Gallusser Nicolas, Goetti Patrick, Lallemand Geoffroi, Terrier Alexandre, Vauclair Frédéric
Department of Orthopaedic and Trauma Surgery, Valais Hospital, Sion, Switzerland.
Department of Orthopaedic and Trauma Surgery, Lausanne University Hospital and University of Lausanne, Lausanne, Switzerland.
J Shoulder Elbow Surg. 2024 Apr;33(4):798-803. doi: 10.1016/j.jse.2023.09.022. Epub 2023 Oct 27.

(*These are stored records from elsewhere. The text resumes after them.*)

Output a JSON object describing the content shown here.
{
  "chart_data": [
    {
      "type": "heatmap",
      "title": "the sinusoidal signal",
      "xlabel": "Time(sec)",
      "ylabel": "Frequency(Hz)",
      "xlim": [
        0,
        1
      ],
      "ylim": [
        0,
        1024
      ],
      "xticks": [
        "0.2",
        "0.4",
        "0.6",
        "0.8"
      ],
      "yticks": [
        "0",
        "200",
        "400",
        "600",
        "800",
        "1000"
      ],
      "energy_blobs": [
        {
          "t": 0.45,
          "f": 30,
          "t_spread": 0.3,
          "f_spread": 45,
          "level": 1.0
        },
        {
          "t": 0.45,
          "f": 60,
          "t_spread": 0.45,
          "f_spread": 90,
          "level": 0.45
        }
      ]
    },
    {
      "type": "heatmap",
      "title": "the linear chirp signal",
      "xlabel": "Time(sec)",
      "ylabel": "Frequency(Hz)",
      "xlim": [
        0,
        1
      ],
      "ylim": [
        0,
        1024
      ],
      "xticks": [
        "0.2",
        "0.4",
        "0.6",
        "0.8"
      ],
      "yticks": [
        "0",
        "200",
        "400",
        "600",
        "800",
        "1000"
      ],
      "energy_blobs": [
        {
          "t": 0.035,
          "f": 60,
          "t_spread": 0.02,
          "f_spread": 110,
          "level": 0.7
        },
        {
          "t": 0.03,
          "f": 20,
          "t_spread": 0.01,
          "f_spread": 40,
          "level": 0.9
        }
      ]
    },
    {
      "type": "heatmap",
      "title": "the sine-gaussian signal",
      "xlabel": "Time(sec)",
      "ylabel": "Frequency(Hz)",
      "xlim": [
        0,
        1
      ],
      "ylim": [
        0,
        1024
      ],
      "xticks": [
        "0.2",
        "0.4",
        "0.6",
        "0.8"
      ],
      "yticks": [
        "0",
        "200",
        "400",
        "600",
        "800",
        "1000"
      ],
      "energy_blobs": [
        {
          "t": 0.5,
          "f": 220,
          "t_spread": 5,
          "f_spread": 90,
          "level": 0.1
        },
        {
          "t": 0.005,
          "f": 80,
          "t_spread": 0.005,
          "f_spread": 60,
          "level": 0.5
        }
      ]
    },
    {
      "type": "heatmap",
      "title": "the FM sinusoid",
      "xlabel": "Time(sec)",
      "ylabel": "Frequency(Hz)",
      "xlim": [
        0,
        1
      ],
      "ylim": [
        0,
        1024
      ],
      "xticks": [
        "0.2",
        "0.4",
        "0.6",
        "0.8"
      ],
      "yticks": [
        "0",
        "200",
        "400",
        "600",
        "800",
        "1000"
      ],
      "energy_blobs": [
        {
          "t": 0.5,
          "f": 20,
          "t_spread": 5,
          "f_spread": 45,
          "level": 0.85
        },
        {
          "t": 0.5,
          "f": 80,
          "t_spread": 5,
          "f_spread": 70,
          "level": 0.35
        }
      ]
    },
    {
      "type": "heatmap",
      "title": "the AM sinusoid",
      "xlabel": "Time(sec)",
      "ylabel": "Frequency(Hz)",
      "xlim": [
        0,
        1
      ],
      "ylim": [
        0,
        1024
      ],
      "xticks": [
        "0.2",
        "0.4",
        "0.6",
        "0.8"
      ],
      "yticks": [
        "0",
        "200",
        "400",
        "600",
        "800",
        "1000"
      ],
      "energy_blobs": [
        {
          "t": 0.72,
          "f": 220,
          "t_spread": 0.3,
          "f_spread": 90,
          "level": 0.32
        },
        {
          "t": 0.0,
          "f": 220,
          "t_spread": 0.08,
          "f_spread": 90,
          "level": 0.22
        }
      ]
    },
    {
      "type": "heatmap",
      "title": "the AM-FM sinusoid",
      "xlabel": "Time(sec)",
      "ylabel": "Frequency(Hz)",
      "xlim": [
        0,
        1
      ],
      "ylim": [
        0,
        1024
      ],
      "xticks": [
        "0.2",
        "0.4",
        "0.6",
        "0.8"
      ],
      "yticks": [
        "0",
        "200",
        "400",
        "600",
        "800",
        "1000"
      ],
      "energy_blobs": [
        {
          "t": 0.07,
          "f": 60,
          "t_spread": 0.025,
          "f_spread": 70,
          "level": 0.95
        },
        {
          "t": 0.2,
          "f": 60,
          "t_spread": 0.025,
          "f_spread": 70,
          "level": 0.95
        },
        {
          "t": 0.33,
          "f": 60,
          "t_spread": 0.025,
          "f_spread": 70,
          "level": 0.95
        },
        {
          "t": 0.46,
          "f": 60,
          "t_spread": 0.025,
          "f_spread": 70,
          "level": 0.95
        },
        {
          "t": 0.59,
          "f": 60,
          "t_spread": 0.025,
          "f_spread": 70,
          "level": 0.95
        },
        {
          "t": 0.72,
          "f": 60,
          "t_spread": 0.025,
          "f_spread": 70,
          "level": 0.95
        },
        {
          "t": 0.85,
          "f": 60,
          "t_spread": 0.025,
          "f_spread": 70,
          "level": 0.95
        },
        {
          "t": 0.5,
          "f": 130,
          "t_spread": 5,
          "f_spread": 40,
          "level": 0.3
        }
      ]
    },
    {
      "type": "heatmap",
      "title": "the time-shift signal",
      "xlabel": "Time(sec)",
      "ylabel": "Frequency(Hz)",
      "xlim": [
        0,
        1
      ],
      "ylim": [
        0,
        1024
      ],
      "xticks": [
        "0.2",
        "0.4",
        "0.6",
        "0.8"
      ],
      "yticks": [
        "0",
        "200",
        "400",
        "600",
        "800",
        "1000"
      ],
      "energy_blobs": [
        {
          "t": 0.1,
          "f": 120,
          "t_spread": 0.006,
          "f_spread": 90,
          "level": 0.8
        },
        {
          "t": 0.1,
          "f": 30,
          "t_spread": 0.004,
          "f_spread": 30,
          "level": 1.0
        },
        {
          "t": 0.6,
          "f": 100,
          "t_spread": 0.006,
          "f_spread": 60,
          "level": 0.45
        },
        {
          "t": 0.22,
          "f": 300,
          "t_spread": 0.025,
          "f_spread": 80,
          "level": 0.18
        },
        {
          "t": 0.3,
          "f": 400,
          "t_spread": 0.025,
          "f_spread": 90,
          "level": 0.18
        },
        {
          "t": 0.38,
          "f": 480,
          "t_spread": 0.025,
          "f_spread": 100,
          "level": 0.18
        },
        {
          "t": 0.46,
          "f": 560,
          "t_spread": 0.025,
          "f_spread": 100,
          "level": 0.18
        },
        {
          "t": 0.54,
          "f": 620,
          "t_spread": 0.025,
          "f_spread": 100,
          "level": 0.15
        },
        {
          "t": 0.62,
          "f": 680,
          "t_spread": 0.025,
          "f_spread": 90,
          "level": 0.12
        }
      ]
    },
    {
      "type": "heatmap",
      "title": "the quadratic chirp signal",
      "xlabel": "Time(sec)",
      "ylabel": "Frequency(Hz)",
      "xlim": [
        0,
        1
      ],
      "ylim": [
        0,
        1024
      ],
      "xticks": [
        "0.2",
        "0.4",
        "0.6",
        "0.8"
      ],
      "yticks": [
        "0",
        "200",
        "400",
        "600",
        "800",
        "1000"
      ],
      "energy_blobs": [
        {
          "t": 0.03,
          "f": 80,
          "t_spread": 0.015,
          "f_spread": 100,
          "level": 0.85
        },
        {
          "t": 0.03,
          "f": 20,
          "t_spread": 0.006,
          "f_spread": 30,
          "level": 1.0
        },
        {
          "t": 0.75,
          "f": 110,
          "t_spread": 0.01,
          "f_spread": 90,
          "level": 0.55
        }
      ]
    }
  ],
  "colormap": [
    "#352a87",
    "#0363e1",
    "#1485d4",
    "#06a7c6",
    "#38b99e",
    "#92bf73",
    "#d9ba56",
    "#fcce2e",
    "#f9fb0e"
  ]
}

Osteochondritis dissecans (OCD) of the humeral capitellum is an important cause of elbow disability in young athletes. Large and unstable lesions sometimes require joint reconstruction with osteochondral autograft. Several approaches have been described to expose the capitellum for the purpose of treating OCD. The posterior anconeus-splitting approach and the lateral approach with or without release of the lateral ligamentous complex are the most frequently used for this indication. The surface accessible by these approaches has not been widely studied. This study compared the extent of the articular surface of the capitellum that could be exposed with the Kocher approach (without ligament release) vs. the posterior anconeus-splitting approach. A secondary outcome was the measurement of any additional area that could be reached with lateral ulnar collateral ligament release (Wrightington approach).
The 3 approaches were performed on 8 adult cadaveric elbows: first, the Kocher approach; then, the anconeus-splitting approach; and finally, the Wrightington approach. The visible articular surface was marked out after completion of each approach.
The mean articular surface of the capitellum was 708 mm (range, 573-830 mm). The mean visible articular surface was 49% (range, 43%-60%) of the total surface with the Kocher approach, 74% (range, 61%-90%) with the posterior anconeus-splitting approach, and 93% (range, 91%-97%) with the Wrightington approach. Although the Kocher approach provided access to the anterior part of the capitellum, the anconeus-splitting approach showed adequate exposure to the posterior three-quarters of the articular surface and overlapped the most posterior part of the Kocher approach. A combination of the 2 lateral ulnar collateral ligament-preserving approaches allowed access to 100% of the joint surface.
Most OCD lesions are located in the posterior area of the capitellum and can therefore be reached with the anconeus-splitting approach. When OCD lesions are located anteriorly, the Kocher approach without ligament release is efficient. A combination of these 2 approaches enabled the entirety of the joint surface to be viewed.
肱骨小头剥脱性骨软骨炎(OCD)是年轻运动员肘部残疾的重要原因。较大且不稳定的病变有时需要采用自体骨软骨移植进行关节重建。为治疗OCD,已描述了几种暴露小头的方法。后肘肌劈开入路和外侧入路(伴或不伴外侧韧带复合体松解)是最常用于此适应证的方法。这些入路可暴露的表面尚未得到广泛研究。本研究比较了Kocher入路(不松解韧带)与后肘肌劈开入路可暴露的肱骨小头关节面范围。次要结果是测量尺侧副韧带松解(Wrightington入路)可额外到达的任何区域。
对8具成人尸体肘部进行这3种入路操作:首先是Kocher入路;然后是肘肌劈开入路;最后是Wrightington入路。每种入路完成后标记出可见的关节面。
肱骨小头的平均关节面为708平方毫米(范围573 - 830平方毫米)。Kocher入路时,平均可见关节面占总表面的49%(范围43% - 60%),后肘肌劈开入路为74%(范围61% - 90%),Wrightington入路为93%(范围91% - 97%)。尽管Kocher入路可进入小头的前部,但肘肌劈开入路能充分暴露关节面的后四分之三,且与Kocher入路的最后部重叠。两种保留尺侧副韧带的入路联合可进入100%的关节面。
大多数OCD病变位于小头的后部,因此可通过肘肌劈开入路到达。当OCD病变位于前部时,不松解韧带的Kocher入路有效。这两种入路联合可观察到整个关节面。